Yesterday, I was working from a film of death indexes and I found the deaths of some of my oldest ancestors. This alone is a great “find” but when you combine it with not only their death dates, but their ages, and the names of their parents, it is like opening a brand new book; you now want to read it and know all about the new characters. After adding one into my ancestry tree, I clicked the tab that says “View Relationship to Me” and there it popped up, “Your 5th Great Grandmother.” I looked at the unfamiliar name, not even quite sure how to pronounce it, and said, “Hello, there, great grandmother! I’m sorry I didn’t know who you were, but now I have found you.” Francesca Paola Carciola was married to Giovanni Riso and was the mother of Rosaria Riso. Rosaria had died on the 9th of May 1856, at the age of 72, in a part of Palermo then known as Molo. This meant Rosaria’s birth occurred around 1784 and that her parents’ births occurred around 1760. Francesca was the great great grandmother of Antonino Noto, my great grandfather.
(See the photo above, Antonino is the older of the two boys, the younger one is his brother, Agostino, and here following this, is a photo of the descendants of the two brothers at a recent “reunion” of the family. One of these women and I were both piecing our trees together individually, when we found each other and were able to connect that we were descended from the same couple in our ancestry, the parents of these two little boys: Rosaria Riso’ granddaughter, Vincenza di Pace, and Vincenza’s husband, Francesco Noto.)
Sometimes my long dead ancestors come to visit me in my dreams at night. They help me put together connections and I picture the names in the trees and where and how they fit together. I can “see” them as people and imagine their lives based off of what I have learned about them and what I have learned about where and when they lived in history. But one of my ancestors is a mystery.

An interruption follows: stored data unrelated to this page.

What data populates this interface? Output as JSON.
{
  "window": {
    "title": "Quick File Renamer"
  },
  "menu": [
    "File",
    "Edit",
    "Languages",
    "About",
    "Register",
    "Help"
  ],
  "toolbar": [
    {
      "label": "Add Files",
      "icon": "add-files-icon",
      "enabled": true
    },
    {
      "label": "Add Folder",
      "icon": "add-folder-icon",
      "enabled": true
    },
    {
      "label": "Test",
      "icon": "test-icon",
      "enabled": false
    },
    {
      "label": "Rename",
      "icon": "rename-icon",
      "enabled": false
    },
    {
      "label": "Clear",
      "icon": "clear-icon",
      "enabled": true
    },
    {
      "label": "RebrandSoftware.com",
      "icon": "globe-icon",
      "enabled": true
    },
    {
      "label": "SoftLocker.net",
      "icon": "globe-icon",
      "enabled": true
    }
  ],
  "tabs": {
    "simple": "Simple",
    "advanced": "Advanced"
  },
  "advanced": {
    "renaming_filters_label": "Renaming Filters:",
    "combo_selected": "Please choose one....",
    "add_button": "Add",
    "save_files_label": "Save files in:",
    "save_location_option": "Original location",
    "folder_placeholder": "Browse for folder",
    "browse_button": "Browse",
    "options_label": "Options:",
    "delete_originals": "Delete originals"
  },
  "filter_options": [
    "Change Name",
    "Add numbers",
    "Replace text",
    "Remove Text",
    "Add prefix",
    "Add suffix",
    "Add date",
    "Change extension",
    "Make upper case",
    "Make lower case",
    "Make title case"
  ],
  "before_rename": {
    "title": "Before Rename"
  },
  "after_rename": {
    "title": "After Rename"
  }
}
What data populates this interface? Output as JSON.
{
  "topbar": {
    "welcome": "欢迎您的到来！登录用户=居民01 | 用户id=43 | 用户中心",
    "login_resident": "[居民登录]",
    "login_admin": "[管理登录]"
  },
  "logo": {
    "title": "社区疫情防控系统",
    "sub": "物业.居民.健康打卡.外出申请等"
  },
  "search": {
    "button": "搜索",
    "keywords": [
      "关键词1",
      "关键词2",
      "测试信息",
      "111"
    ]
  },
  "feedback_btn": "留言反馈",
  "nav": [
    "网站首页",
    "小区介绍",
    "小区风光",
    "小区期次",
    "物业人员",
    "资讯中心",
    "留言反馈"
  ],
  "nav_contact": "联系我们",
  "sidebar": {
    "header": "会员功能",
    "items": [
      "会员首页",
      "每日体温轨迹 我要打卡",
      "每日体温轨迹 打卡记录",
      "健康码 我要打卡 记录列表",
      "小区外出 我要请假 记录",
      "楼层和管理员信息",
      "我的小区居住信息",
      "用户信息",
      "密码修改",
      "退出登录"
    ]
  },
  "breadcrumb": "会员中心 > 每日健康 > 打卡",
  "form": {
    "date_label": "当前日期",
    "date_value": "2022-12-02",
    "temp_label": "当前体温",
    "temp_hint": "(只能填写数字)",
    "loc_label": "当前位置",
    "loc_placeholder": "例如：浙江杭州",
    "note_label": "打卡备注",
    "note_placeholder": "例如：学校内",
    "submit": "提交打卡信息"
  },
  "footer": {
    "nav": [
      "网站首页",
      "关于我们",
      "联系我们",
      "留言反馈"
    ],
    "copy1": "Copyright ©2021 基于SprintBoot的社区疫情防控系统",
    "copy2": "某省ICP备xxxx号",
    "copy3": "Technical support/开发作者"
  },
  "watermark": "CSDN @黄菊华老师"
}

Her name was Rosalia Esposita and although I know that she married my 2nd great grandfather, Giuseppe Triscritti, on the 11th of October in 1855 in a part of Palermo then known as Santa Agata, my knowledge of her and her family ends there. Esposita or Esposito means “orphan.” This could mean that she was either an orphan herself or the descendant of a male orphan. In her marriage index there are no parents listed. In place of a father’s name it simply says “Esposita” and no mother’s name is given. I know that she had one daughter, Maria, in 1856 and that she must have died by 1875 because her husband, Giuseppe, remarried in that year. But that is all that I know about her. In my sleep last night, I started thinking about her and wondering . . . what could have happened to her parents for her to be an orphan without a name? There had to be a known mother somewhere who gave birth to her, even if she had died in childbirth. That woman, whomever she was, was my 3rd great grandmother. What happened to her? A thought struck me and it was so forceful that I had to get out of bed in the middle of the night to check my family tree and find out where Rosalia fit into chronological history. I had a hunch and I had to see if it was a possibility. It was a hunch that would explain why she had no known parents if it proved to be true.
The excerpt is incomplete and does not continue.